The AHEAD system was initially applied to affinity mature a single-domain antibody (nanobody) targeting a G-protein-coupled receptor (GPCR) and achieved 20-fold affinity enhancement. Interestingly, although some affinity-boosting mutations observed with the AHEAD workflow overlapped with those found using alternative evolutionary approaches7, others were unique to AHEAD. After revamping the p1 plasmid to bolster yeast expression of encoded antibodies, the investigators challenged their platform to mature, in parallel, eight nanobodies that bound to the receptor binding domain of the severe acute respiratory syndrome coronavirus 2 (SARS-CoV-2) spike protein. All eight selection streams yielded nanobodies with superior affinity compared to their respective parents, and improvements of up to 580-fold were achieved. The functional improvements in terms of SARS-CoV-2 pseudovirus neutralization were even more dramatic, with up to 925-fold increases in potency. Yet more striking was the observation that the strongest neutralizing clones derived from relatively weak parents, suggesting that the diverse representation of clones afforded by the AHEAD system can lead to the selection of more functionally active progeny that could be missed in workflows that do not accommodate parallel evolutionary streams.

Foreshadowing the promise of their new system in end-to-end antibody development, Wellner et al.1 adapted a 2 × 105 member nanobody library8 onto the AHEAD platform and performed a successful discovery and affinity maturation campaign. This exciting proof of concept establishes compatibility of their technique with isolating binders from a naïve pool of antibodies and affinity maturation of these clones within the same selection scheme. Moreover, encoding a naïve library on AHEAD demonstrates versatility of the platform and suggests that this approach could be implemented for a variety of other binding scaffolds and protein templates. Indeed, establishing a panel of ready-made libraries for identifying and refining target-specific proteins has vast potential for making the molecular discovery process more accessible and effective. Further iterations of the AHEAD system will likely expand upon the diversity and format of encoded libraries, as well as introduce new selection schemes and/or enzymes to manipulate the evolutionary process.

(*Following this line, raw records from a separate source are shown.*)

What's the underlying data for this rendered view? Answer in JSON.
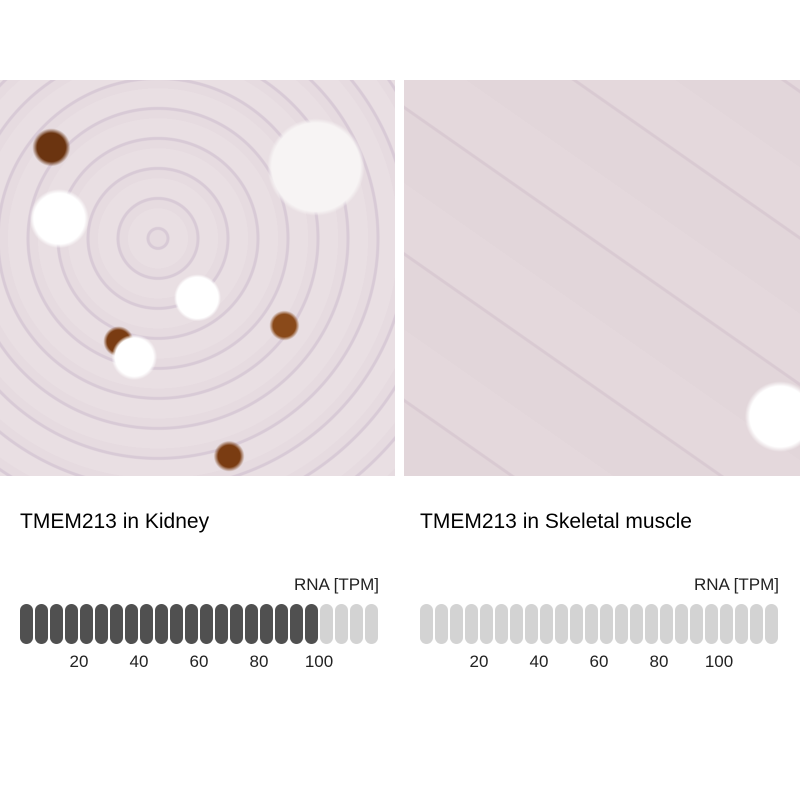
{
  "panels": [
    {
      "title": "TMEM213 in Kidney",
      "rna_label": "RNA [TPM]",
      "segments_total": 24,
      "segments_filled": 20,
      "ticks": [
        "20",
        "40",
        "60",
        "80",
        "100"
      ]
    },
    {
      "title": "TMEM213 in Skeletal muscle",
      "rna_label": "RNA [TPM]",
      "segments_total": 24,
      "segments_filled": 0,
      "ticks": [
        "20",
        "40",
        "60",
        "80",
        "100"
      ]
    }
  ],
  "colors": {
    "filled": "#505050",
    "empty": "#d3d3d3"
  }
}
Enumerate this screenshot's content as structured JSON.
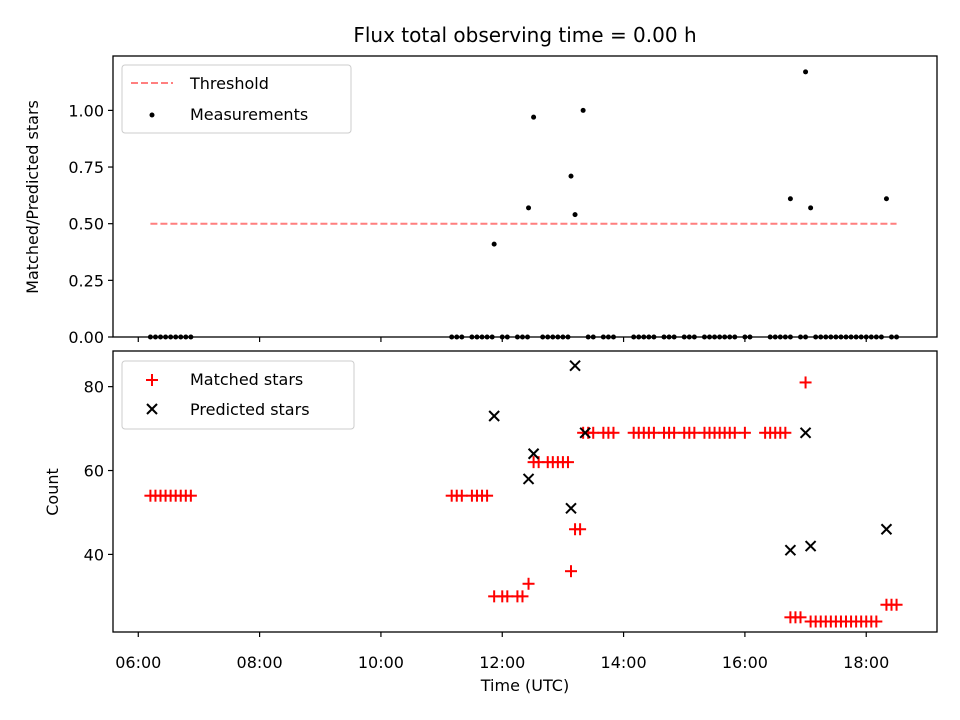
{
  "chart_data": [
    {
      "type": "scatter",
      "title": "Flux total observing time = 0.00 h",
      "xlabel": "",
      "ylabel": "Matched/Predicted stars",
      "xlim": [
        "05:35",
        "19:10"
      ],
      "ylim": [
        0.0,
        1.24
      ],
      "yticks": [
        "0.00",
        "0.25",
        "0.50",
        "0.75",
        "1.00"
      ],
      "legend_position": "upper left",
      "series": [
        {
          "name": "Threshold",
          "kind": "line",
          "style": "dashed",
          "color": "#ff7f7f",
          "points": [
            [
              "06:12",
              0.5
            ],
            [
              "18:30",
              0.5
            ]
          ]
        },
        {
          "name": "Measurements",
          "kind": "scatter",
          "marker": "dot",
          "color": "#000000",
          "points": [
            [
              "06:12",
              0
            ],
            [
              "06:17",
              0
            ],
            [
              "06:22",
              0
            ],
            [
              "06:27",
              0
            ],
            [
              "06:32",
              0
            ],
            [
              "06:37",
              0
            ],
            [
              "06:42",
              0
            ],
            [
              "06:47",
              0
            ],
            [
              "06:52",
              0
            ],
            [
              "11:10",
              0
            ],
            [
              "11:15",
              0
            ],
            [
              "11:20",
              0
            ],
            [
              "11:30",
              0
            ],
            [
              "11:35",
              0
            ],
            [
              "11:40",
              0
            ],
            [
              "11:45",
              0
            ],
            [
              "11:50",
              0
            ],
            [
              "11:52",
              0.41
            ],
            [
              "12:00",
              0
            ],
            [
              "12:05",
              0
            ],
            [
              "12:15",
              0
            ],
            [
              "12:20",
              0
            ],
            [
              "12:25",
              0
            ],
            [
              "12:26",
              0.57
            ],
            [
              "12:31",
              0.97
            ],
            [
              "12:40",
              0
            ],
            [
              "12:45",
              0
            ],
            [
              "12:50",
              0
            ],
            [
              "12:55",
              0
            ],
            [
              "13:00",
              0
            ],
            [
              "13:05",
              0
            ],
            [
              "13:08",
              0.71
            ],
            [
              "13:12",
              0.54
            ],
            [
              "13:20",
              1.0
            ],
            [
              "13:25",
              0
            ],
            [
              "13:30",
              0
            ],
            [
              "13:40",
              0
            ],
            [
              "13:45",
              0
            ],
            [
              "13:50",
              0
            ],
            [
              "14:10",
              0
            ],
            [
              "14:15",
              0
            ],
            [
              "14:20",
              0
            ],
            [
              "14:25",
              0
            ],
            [
              "14:30",
              0
            ],
            [
              "14:40",
              0
            ],
            [
              "14:45",
              0
            ],
            [
              "14:50",
              0
            ],
            [
              "15:00",
              0
            ],
            [
              "15:05",
              0
            ],
            [
              "15:10",
              0
            ],
            [
              "15:20",
              0
            ],
            [
              "15:25",
              0
            ],
            [
              "15:30",
              0
            ],
            [
              "15:35",
              0
            ],
            [
              "15:40",
              0
            ],
            [
              "15:45",
              0
            ],
            [
              "15:50",
              0
            ],
            [
              "16:00",
              0
            ],
            [
              "16:05",
              0
            ],
            [
              "16:25",
              0
            ],
            [
              "16:30",
              0
            ],
            [
              "16:35",
              0
            ],
            [
              "16:40",
              0
            ],
            [
              "16:45",
              0
            ],
            [
              "16:45",
              0.61
            ],
            [
              "16:55",
              0
            ],
            [
              "17:00",
              0
            ],
            [
              "17:00",
              1.17
            ],
            [
              "17:05",
              0.57
            ],
            [
              "17:10",
              0
            ],
            [
              "17:15",
              0
            ],
            [
              "17:20",
              0
            ],
            [
              "17:25",
              0
            ],
            [
              "17:30",
              0
            ],
            [
              "17:35",
              0
            ],
            [
              "17:40",
              0
            ],
            [
              "17:45",
              0
            ],
            [
              "17:50",
              0
            ],
            [
              "17:55",
              0
            ],
            [
              "18:00",
              0
            ],
            [
              "18:05",
              0
            ],
            [
              "18:10",
              0
            ],
            [
              "18:15",
              0
            ],
            [
              "18:20",
              0.61
            ],
            [
              "18:25",
              0
            ],
            [
              "18:30",
              0
            ]
          ]
        }
      ]
    },
    {
      "type": "scatter",
      "title": "",
      "xlabel": "Time (UTC)",
      "ylabel": "Count",
      "xlim": [
        "05:35",
        "19:10"
      ],
      "ylim": [
        21.5,
        88.5
      ],
      "xticks": [
        "06:00",
        "08:00",
        "10:00",
        "12:00",
        "14:00",
        "16:00",
        "18:00"
      ],
      "yticks": [
        "40",
        "60",
        "80"
      ],
      "legend_position": "upper left",
      "series": [
        {
          "name": "Matched stars",
          "kind": "scatter",
          "marker": "plus",
          "color": "#ff0000",
          "points": [
            [
              "06:12",
              54
            ],
            [
              "06:17",
              54
            ],
            [
              "06:22",
              54
            ],
            [
              "06:27",
              54
            ],
            [
              "06:32",
              54
            ],
            [
              "06:37",
              54
            ],
            [
              "06:42",
              54
            ],
            [
              "06:47",
              54
            ],
            [
              "06:52",
              54
            ],
            [
              "11:10",
              54
            ],
            [
              "11:15",
              54
            ],
            [
              "11:20",
              54
            ],
            [
              "11:30",
              54
            ],
            [
              "11:35",
              54
            ],
            [
              "11:40",
              54
            ],
            [
              "11:45",
              54
            ],
            [
              "11:52",
              30
            ],
            [
              "12:00",
              30
            ],
            [
              "12:05",
              30
            ],
            [
              "12:15",
              30
            ],
            [
              "12:20",
              30
            ],
            [
              "12:26",
              33
            ],
            [
              "12:31",
              62
            ],
            [
              "12:36",
              62
            ],
            [
              "12:45",
              62
            ],
            [
              "12:50",
              62
            ],
            [
              "12:55",
              62
            ],
            [
              "13:00",
              62
            ],
            [
              "13:05",
              62
            ],
            [
              "13:08",
              36
            ],
            [
              "13:12",
              46
            ],
            [
              "13:17",
              46
            ],
            [
              "13:20",
              69
            ],
            [
              "13:25",
              69
            ],
            [
              "13:30",
              69
            ],
            [
              "13:40",
              69
            ],
            [
              "13:45",
              69
            ],
            [
              "13:50",
              69
            ],
            [
              "14:10",
              69
            ],
            [
              "14:15",
              69
            ],
            [
              "14:20",
              69
            ],
            [
              "14:25",
              69
            ],
            [
              "14:30",
              69
            ],
            [
              "14:40",
              69
            ],
            [
              "14:45",
              69
            ],
            [
              "14:50",
              69
            ],
            [
              "15:00",
              69
            ],
            [
              "15:05",
              69
            ],
            [
              "15:10",
              69
            ],
            [
              "15:20",
              69
            ],
            [
              "15:25",
              69
            ],
            [
              "15:30",
              69
            ],
            [
              "15:35",
              69
            ],
            [
              "15:40",
              69
            ],
            [
              "15:45",
              69
            ],
            [
              "15:50",
              69
            ],
            [
              "16:00",
              69
            ],
            [
              "16:20",
              69
            ],
            [
              "16:25",
              69
            ],
            [
              "16:30",
              69
            ],
            [
              "16:35",
              69
            ],
            [
              "16:40",
              69
            ],
            [
              "16:45",
              25
            ],
            [
              "16:50",
              25
            ],
            [
              "16:55",
              25
            ],
            [
              "17:00",
              81
            ],
            [
              "17:05",
              24
            ],
            [
              "17:10",
              24
            ],
            [
              "17:15",
              24
            ],
            [
              "17:20",
              24
            ],
            [
              "17:25",
              24
            ],
            [
              "17:30",
              24
            ],
            [
              "17:35",
              24
            ],
            [
              "17:40",
              24
            ],
            [
              "17:45",
              24
            ],
            [
              "17:50",
              24
            ],
            [
              "17:55",
              24
            ],
            [
              "18:00",
              24
            ],
            [
              "18:05",
              24
            ],
            [
              "18:10",
              24
            ],
            [
              "18:20",
              28
            ],
            [
              "18:25",
              28
            ],
            [
              "18:30",
              28
            ]
          ]
        },
        {
          "name": "Predicted stars",
          "kind": "scatter",
          "marker": "x",
          "color": "#000000",
          "points": [
            [
              "11:52",
              73
            ],
            [
              "12:26",
              58
            ],
            [
              "12:31",
              64
            ],
            [
              "13:08",
              51
            ],
            [
              "13:12",
              85
            ],
            [
              "13:22",
              69
            ],
            [
              "16:45",
              41
            ],
            [
              "17:00",
              69
            ],
            [
              "17:05",
              42
            ],
            [
              "18:20",
              46
            ]
          ]
        }
      ]
    }
  ]
}
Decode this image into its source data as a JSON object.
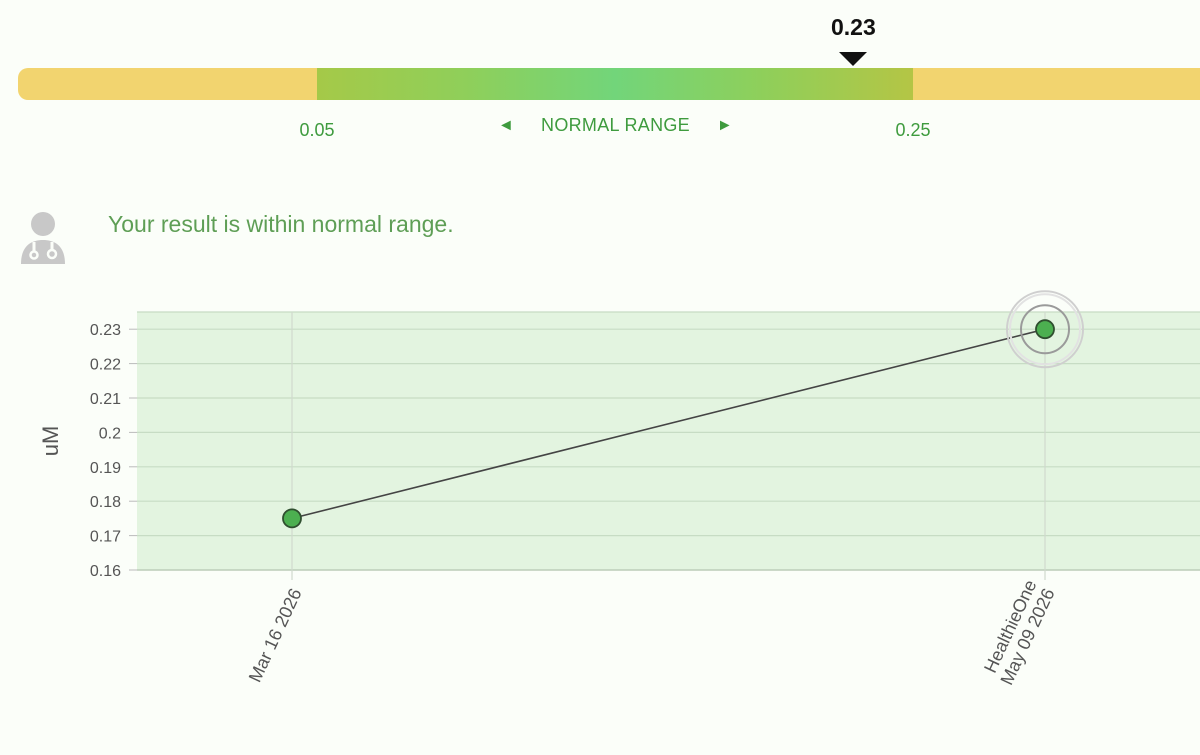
{
  "range_bar": {
    "current_value": 0.23,
    "current_value_label": "0.23",
    "normal_low": 0.05,
    "normal_low_label": "0.05",
    "normal_high": 0.25,
    "normal_high_label": "0.25",
    "normal_range_label": "NORMAL RANGE",
    "left_arrow": "◄",
    "right_arrow": "►",
    "colors": {
      "out_of_range": "#f2d46f",
      "in_range": "#72d57a",
      "marker": "#111111"
    }
  },
  "result": {
    "icon": "doctor-icon",
    "message": "Your result is within normal range."
  },
  "chart_data": {
    "type": "line",
    "ylabel": "uM",
    "ylim": [
      0.16,
      0.235
    ],
    "yticks": [
      "0.16",
      "0.17",
      "0.18",
      "0.19",
      "0.2",
      "0.21",
      "0.22",
      "0.23"
    ],
    "series": [
      {
        "points": [
          {
            "x_label": [
              "Mar 16 2026"
            ],
            "y": 0.175
          },
          {
            "x_label": [
              "HealthieOne",
              "May 09 2026"
            ],
            "y": 0.23
          }
        ]
      }
    ],
    "grid": true,
    "colors": {
      "plot_background": "#e3f4e0",
      "point": "#4caf50",
      "line": "#444444"
    }
  }
}
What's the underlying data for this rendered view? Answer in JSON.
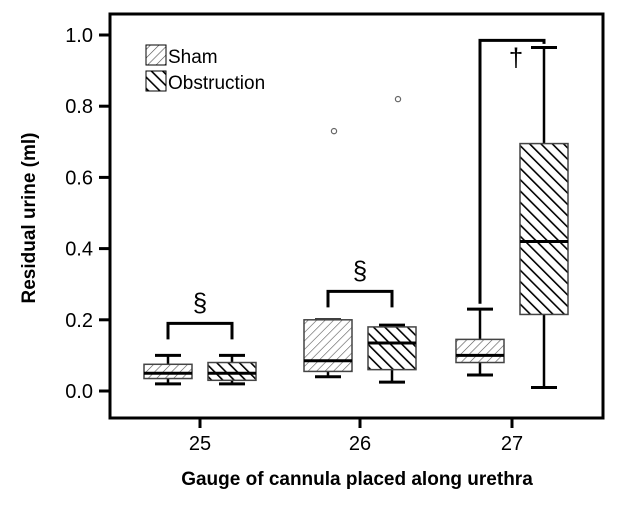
{
  "chart_data": {
    "type": "box",
    "xlabel": "Gauge of cannula placed along urethra",
    "ylabel": "Residual urine (ml)",
    "ylim": [
      0.0,
      1.0
    ],
    "yticks": [
      0.0,
      0.2,
      0.4,
      0.6,
      0.8,
      1.0
    ],
    "ytick_labels": [
      "0.0",
      "0.2",
      "0.4",
      "0.6",
      "0.8",
      "1.0"
    ],
    "categories": [
      "25",
      "26",
      "27"
    ],
    "legend": {
      "position": "top-left"
    },
    "series": [
      {
        "name": "Sham",
        "pattern": "light-hatch",
        "boxes": [
          {
            "category": "25",
            "min": 0.02,
            "q1": 0.035,
            "median": 0.05,
            "q3": 0.075,
            "max": 0.1,
            "outliers": []
          },
          {
            "category": "26",
            "min": 0.04,
            "q1": 0.055,
            "median": 0.085,
            "q3": 0.2,
            "max": 0.2,
            "outliers": [
              0.73
            ]
          },
          {
            "category": "27",
            "min": 0.045,
            "q1": 0.08,
            "median": 0.1,
            "q3": 0.145,
            "max": 0.23,
            "outliers": []
          }
        ]
      },
      {
        "name": "Obstruction",
        "pattern": "heavy-hatch",
        "boxes": [
          {
            "category": "25",
            "min": 0.02,
            "q1": 0.03,
            "median": 0.05,
            "q3": 0.08,
            "max": 0.1,
            "outliers": []
          },
          {
            "category": "26",
            "min": 0.025,
            "q1": 0.06,
            "median": 0.135,
            "q3": 0.18,
            "max": 0.185,
            "outliers": [
              0.82
            ]
          },
          {
            "category": "27",
            "min": 0.01,
            "q1": 0.215,
            "median": 0.42,
            "q3": 0.695,
            "max": 0.965,
            "outliers": []
          }
        ]
      }
    ],
    "annotations": [
      {
        "category": "25",
        "symbol": "§",
        "bracket_y": 0.19
      },
      {
        "category": "26",
        "symbol": "§",
        "bracket_y": 0.28
      },
      {
        "category": "27",
        "symbol": "†",
        "bracket_y": 0.985
      }
    ],
    "colors": {
      "axis": "#000000",
      "fill": "#ffffff",
      "outlier": "#666666"
    }
  }
}
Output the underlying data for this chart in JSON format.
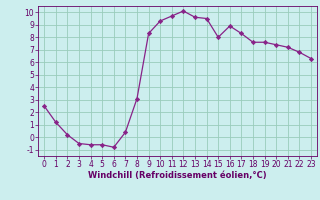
{
  "x": [
    0,
    1,
    2,
    3,
    4,
    5,
    6,
    7,
    8,
    9,
    10,
    11,
    12,
    13,
    14,
    15,
    16,
    17,
    18,
    19,
    20,
    21,
    22,
    23
  ],
  "y": [
    2.5,
    1.2,
    0.2,
    -0.5,
    -0.6,
    -0.6,
    -0.8,
    0.4,
    3.1,
    8.3,
    9.3,
    9.7,
    10.1,
    9.6,
    9.5,
    8.0,
    8.9,
    8.3,
    7.6,
    7.6,
    7.4,
    7.2,
    6.8,
    6.3
  ],
  "line_color": "#882288",
  "marker": "D",
  "marker_size": 2.2,
  "bg_color": "#cceeee",
  "grid_color": "#99ccbb",
  "xlabel": "Windchill (Refroidissement éolien,°C)",
  "xlim": [
    -0.5,
    23.5
  ],
  "ylim": [
    -1.5,
    10.5
  ],
  "yticks": [
    -1,
    0,
    1,
    2,
    3,
    4,
    5,
    6,
    7,
    8,
    9,
    10
  ],
  "xticks": [
    0,
    1,
    2,
    3,
    4,
    5,
    6,
    7,
    8,
    9,
    10,
    11,
    12,
    13,
    14,
    15,
    16,
    17,
    18,
    19,
    20,
    21,
    22,
    23
  ],
  "tick_font_size": 5.5,
  "label_font_size": 6.0,
  "spine_color": "#660066",
  "tick_color": "#660066"
}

In vitro evolution has recently commanded the spotlight with the 2018 Nobel Prize in Chemistry, shared by Frances Arnold for directed evolution of enzymes and George Smith and Sir Gregory Winter for phage display of peptides and antibodies. Development of continuous evolution technologies has the potential to catapult the next generation of in vitro evolution workflows. Since the groundbreaking study by Wright and Joyce in 1997, which continuously evolved RNA ligase ribozymes9, considerable effort has been invested in establishing methodologies to parallelize and minimize user intervention in the selection process. The advent of phage-assisted continuous evolution (PACE) represented a tremendous advance for enzyme engineering, enabling autonomous protein evolution by coupling the desired protein function to the production of infectious phage10. In similar fashion, the AHEAD platform establishes a continuous hypermuation workflow for antibody discovery using an in vitro display system. The wide-ranging possibilities that emerge from this technology promise revolutionary advances in the field of protein engineering.